Martha tittered at the image of Moses on an alehouse bench, and the preacher whirled around to find the miscreant. Despite his age—I would have guessed him to be near fifty—he moved with the agility of a younger man, and seemed ready to pounce on whomever had the temerity to laugh at his sermon. He stared into the crowd with such intensity, it took me a moment to notice the milky white pearl within one of his eyes; the man was half-blind.

“Oh, you may laugh now,” he roared into the crowd. “But your screams will echo through the ages when the Lord comes to punish you for your sins. You must repent, and you must keep the Sabbath holy, for the Lord demands it!”

I took Martha's arm and gently steered her through the crowd toward home. Though I did not think the preacher had noticed me or Martha out of all those in the crowd, I could not help feeling that he watched us as we slipped away.

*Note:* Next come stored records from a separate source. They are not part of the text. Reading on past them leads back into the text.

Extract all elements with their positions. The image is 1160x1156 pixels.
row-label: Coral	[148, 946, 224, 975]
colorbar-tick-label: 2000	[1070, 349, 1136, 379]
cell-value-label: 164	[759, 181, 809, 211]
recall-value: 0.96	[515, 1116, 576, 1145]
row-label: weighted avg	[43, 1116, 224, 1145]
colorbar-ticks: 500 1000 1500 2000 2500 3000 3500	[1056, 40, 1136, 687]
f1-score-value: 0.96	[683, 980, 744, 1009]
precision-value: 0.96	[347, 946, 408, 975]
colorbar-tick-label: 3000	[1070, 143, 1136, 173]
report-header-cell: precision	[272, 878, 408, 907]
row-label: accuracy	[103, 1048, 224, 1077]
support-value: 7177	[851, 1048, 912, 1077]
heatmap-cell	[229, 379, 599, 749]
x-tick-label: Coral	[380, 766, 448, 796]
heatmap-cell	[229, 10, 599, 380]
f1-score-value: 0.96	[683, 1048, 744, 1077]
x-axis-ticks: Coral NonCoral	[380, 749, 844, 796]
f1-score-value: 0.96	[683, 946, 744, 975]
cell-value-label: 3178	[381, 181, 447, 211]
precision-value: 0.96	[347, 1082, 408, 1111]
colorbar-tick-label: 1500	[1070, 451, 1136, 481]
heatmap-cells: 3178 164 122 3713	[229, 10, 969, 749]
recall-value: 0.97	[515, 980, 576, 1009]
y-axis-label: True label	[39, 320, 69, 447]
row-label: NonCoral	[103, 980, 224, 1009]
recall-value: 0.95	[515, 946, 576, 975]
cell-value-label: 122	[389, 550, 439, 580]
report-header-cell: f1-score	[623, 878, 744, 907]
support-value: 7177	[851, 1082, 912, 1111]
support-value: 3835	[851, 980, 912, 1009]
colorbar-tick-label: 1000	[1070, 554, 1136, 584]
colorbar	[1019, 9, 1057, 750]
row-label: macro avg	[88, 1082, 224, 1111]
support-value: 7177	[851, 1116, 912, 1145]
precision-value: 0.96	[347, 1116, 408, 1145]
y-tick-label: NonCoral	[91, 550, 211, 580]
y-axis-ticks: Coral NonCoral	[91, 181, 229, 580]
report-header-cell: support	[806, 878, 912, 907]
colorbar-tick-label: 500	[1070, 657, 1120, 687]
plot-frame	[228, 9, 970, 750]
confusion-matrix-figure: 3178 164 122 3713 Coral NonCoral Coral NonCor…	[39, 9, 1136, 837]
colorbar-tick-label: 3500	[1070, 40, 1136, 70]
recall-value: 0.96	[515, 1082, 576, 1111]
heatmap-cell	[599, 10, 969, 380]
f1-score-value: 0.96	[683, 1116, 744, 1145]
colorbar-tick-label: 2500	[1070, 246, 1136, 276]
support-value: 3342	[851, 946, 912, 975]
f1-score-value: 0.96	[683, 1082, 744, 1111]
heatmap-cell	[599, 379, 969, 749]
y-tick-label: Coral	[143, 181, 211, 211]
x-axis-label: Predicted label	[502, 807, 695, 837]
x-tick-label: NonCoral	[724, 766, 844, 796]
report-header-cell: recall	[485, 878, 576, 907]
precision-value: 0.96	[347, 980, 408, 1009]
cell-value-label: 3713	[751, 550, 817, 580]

“Your brother-in-law will be pleased with the preaching that the rebellion has brought to York,” Martha said disparagingly.

I would never have given voice to such thoughts, but I could not disagree with her sentiment. While the war between King and Parliament raged on to the south, York had been at peace ever since the rebel armies took the city and expelled the Royalist garrison, along with their allies in government. The change proved a blessing for the city's Puritans, including my brother-in-law, Edward. Rather than hiding their Puritanism—under a bushel, they would say—the godly were now free to do as they pleased. Edward and the other Aldermen replaced the King's priests with ministers who loved the sermon above all else and disdained the beauty of holiness. In their fervor, they stripped the cathedral of its silver candlesticks and destroyed the memorial to Thomas à Becket. Nor was the Minster alone in its suffering: the godly had pulled the stained glass windows out of Coneystreet's church, and ordered crucifixes—“idols,” they called them—be taken down throughout the city. I had been able to protect my parish of St. Helen's from such thefts, but most had not been so lucky.